Just keep reminding yourself that you’ve never done the job before, and that you’re role is to hire someone who knows more than you. Even when you’ve wrapped your head around that, there are a few ways you can get tripped up when you are The key to success here is avoiding these mistakes when you are in the hiring process:
- Asking candidates to teach you. A good candidate will of course know more than you. Their interview is not a time for them to teach you what they do for a living. The interview is for you to learn the specifics of a given candidate, not the job function. The best bet is to do your homework. If you’re hiring your first sales leader then use your network and talk to some subject matter experts and learn the steps of the role ahead of time.
- Expecting a candidate to know or create your strategy. It is fine to expect engineering candidates to know the tools and techniques you use. You wouldn’t expect an engineering candidate to know your unannounced product, of course. It is equally challenging to expect a new marketing person to have a marketing plan for your product. Even if you ask them to brainstorm for hours, keep in mind the inputs into the process—they only know the specifics you have provided them. For example, don’t expect a marketing candidate to magically come up with the right pricing strategy for your product without a chance to really dive in. On the other hand, you can expect a candidate to walk you through in extreme detail their most recent work on a similar topic. You can get to their thought process and how they worked through the details of the problem domain.

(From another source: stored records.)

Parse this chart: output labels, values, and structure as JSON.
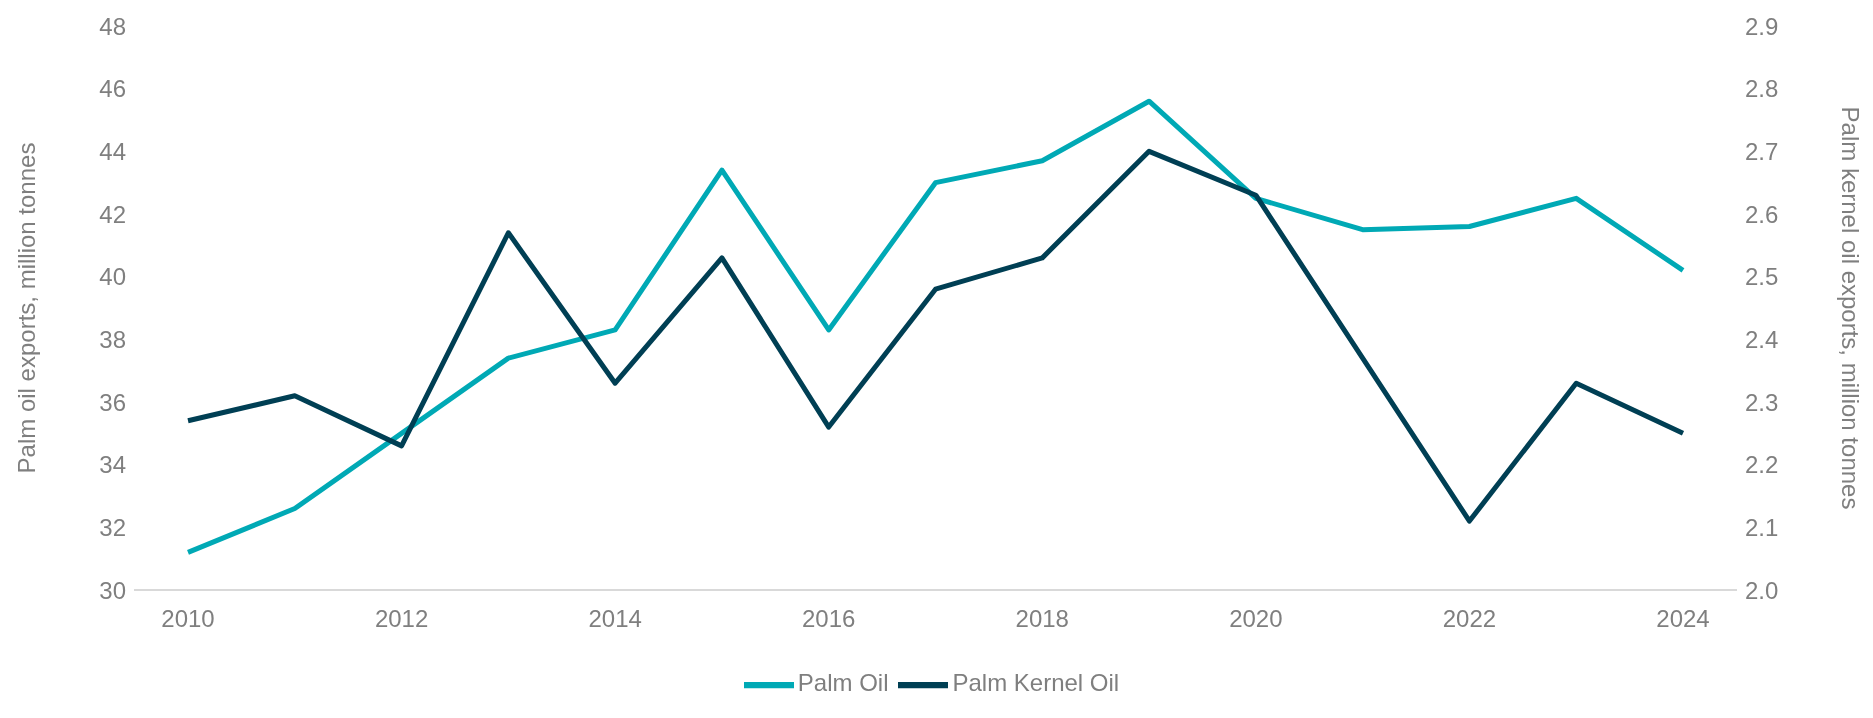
{
  "chart_data": {
    "type": "line",
    "categories": [
      "2010",
      null,
      "2012",
      null,
      "2014",
      null,
      "2016",
      null,
      "2018",
      null,
      "2020",
      null,
      "2022",
      null,
      "2024"
    ],
    "series": [
      {
        "name": "Palm Oil",
        "color": "#00a9b5",
        "values": [
          31.2,
          32.6,
          35.0,
          37.4,
          38.3,
          43.4,
          38.3,
          43.0,
          43.7,
          45.6,
          42.5,
          41.5,
          41.6,
          42.5,
          40.2
        ]
      },
      {
        "name": "Palm Kernel Oil",
        "color": "#003f54",
        "axis": "y2",
        "values": [
          2.27,
          2.31,
          2.23,
          2.57,
          2.33,
          2.53,
          2.26,
          2.48,
          2.53,
          2.7,
          2.63,
          2.37,
          2.11,
          2.33,
          2.25
        ]
      }
    ],
    "ylabel": "Palm oil exports, million tonnes",
    "y2label": "Palm kernel oil exports, million tonnes",
    "ylim": [
      30,
      48
    ],
    "yticks": [
      30,
      32,
      34,
      36,
      38,
      40,
      42,
      44,
      46,
      48
    ],
    "y2lim": [
      2.0,
      2.9
    ],
    "y2ticks": [
      {
        "value": 2.0,
        "label": "2.0"
      },
      2.1,
      2.2,
      2.3,
      2.4,
      2.5,
      2.6,
      2.7,
      2.8,
      2.9
    ],
    "grid": false,
    "legend": "bottom",
    "marker": "none",
    "line_style": "solid"
  }
}
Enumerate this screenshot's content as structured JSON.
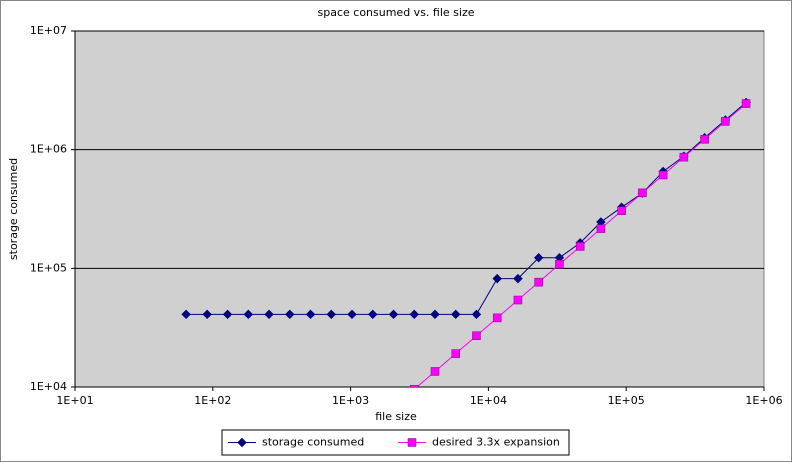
{
  "chart_data": {
    "type": "line",
    "title": "space consumed vs. file size",
    "xlabel": "file size",
    "ylabel": "storage consumed",
    "log_x": true,
    "log_y": true,
    "grid": true,
    "legend": "bottom",
    "x": [
      64,
      91,
      128,
      181,
      256,
      362,
      512,
      724,
      1024,
      1448,
      2048,
      2896,
      4096,
      5793,
      8192,
      11585,
      16384,
      23170,
      32768,
      46341,
      65536,
      92682,
      131072,
      185364,
      262144,
      370728,
      524288,
      741455
    ],
    "series": [
      {
        "name": "storage consumed",
        "color": "#000080",
        "marker": "diamond",
        "values": [
          40960,
          40960,
          40960,
          40960,
          40960,
          40960,
          40960,
          40960,
          40960,
          40960,
          40960,
          40960,
          40960,
          40960,
          40960,
          81920,
          81920,
          122880,
          122880,
          163840,
          245760,
          327680,
          430080,
          655360,
          880640,
          1260000,
          1780000,
          2500000
        ]
      },
      {
        "name": "desired 3.3x expansion",
        "color": "#ff00ff",
        "marker": "square",
        "values": [
          null,
          null,
          null,
          null,
          null,
          null,
          null,
          null,
          null,
          null,
          null,
          9557,
          13517,
          19117,
          27034,
          38231,
          54067,
          76461,
          108134,
          152925,
          216269,
          305851,
          432538,
          611701,
          865075,
          1223402,
          1730150,
          2446802
        ]
      }
    ],
    "xlim": [
      10,
      1000000
    ],
    "xticks": [
      {
        "value": 10,
        "label": "1E+01"
      },
      {
        "value": 100,
        "label": "1E+02"
      },
      {
        "value": 1000,
        "label": "1E+03"
      },
      {
        "value": 10000,
        "label": "1E+04"
      },
      {
        "value": 100000,
        "label": "1E+05"
      },
      {
        "value": 1000000,
        "label": "1E+06"
      }
    ],
    "ylim": [
      10000,
      10000000
    ],
    "yticks": [
      {
        "value": 10000,
        "label": "1E+04"
      },
      {
        "value": 100000,
        "label": "1E+05"
      },
      {
        "value": 1000000,
        "label": "1E+06"
      },
      {
        "value": 10000000,
        "label": "1E+07"
      }
    ]
  }
}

- Interviewing too many folks. You will always hear stories about the best hire ever after seeing 100 people. Those stories are legendary. On the other hand, you rarely hear the stories that start with “we could not find the perfect QA leader so we waited and waited until we had a quality crisis.” Yet these latter stories happen far too often. Again, you should not compromise, but if after bringing a dozen or more people through a process you are still searching, consider the patterns you’re seeing and why this is happening. A good practice if you’ve not found right hire after going through a lot of folks is to bring in a new point of view. Consider recruiting the help of a search firm, a board member, or a subject matter advisor to get you over the first hire in a new job function. Do you need the help of a search firm? Would you benefit from the help of a board member or subject matter advisor to get you over the first hire in a new job function?
These add up to the quest for the perfect hire. When it comes to engineering you give yourself a lot of leeway because you feel you can direct a less experienced person and because you can gauge more easily what they know and don’t know. When it comes to other roles you become more reluctant to let go of a dream candidate. This almost always nets out costing you time, and in a new effort time is money. That isn’t saying to settle, but it is saying to use the same techniques of approximation you naturally use when hiring people in your comfort zone.
The most difficult part of hiring for a job you don’t know first-hand is the human side. Every growing organization needs diversity because every product and service is used by a diverse group of people. The different job functions often bring with them diversity of personality types that add to the challenges of hiring. The highly analytical developer looking to hire a strong qualitative thinker for marketing, or the highly empathetic sales leader, is often going to face a challenge just making the human connection.
This human connection is a two-way street. Embrace it. Recognize the leap each of you are taking. Realize that the interpersonal skills required to call on customers every day are just different than the interpersonal skills used when hacking. The challenge of making that human connection is one for the person doing the hiring to overcome. Often that’s the biggest opportunity for personal growth when hiring people to do a job you can’t.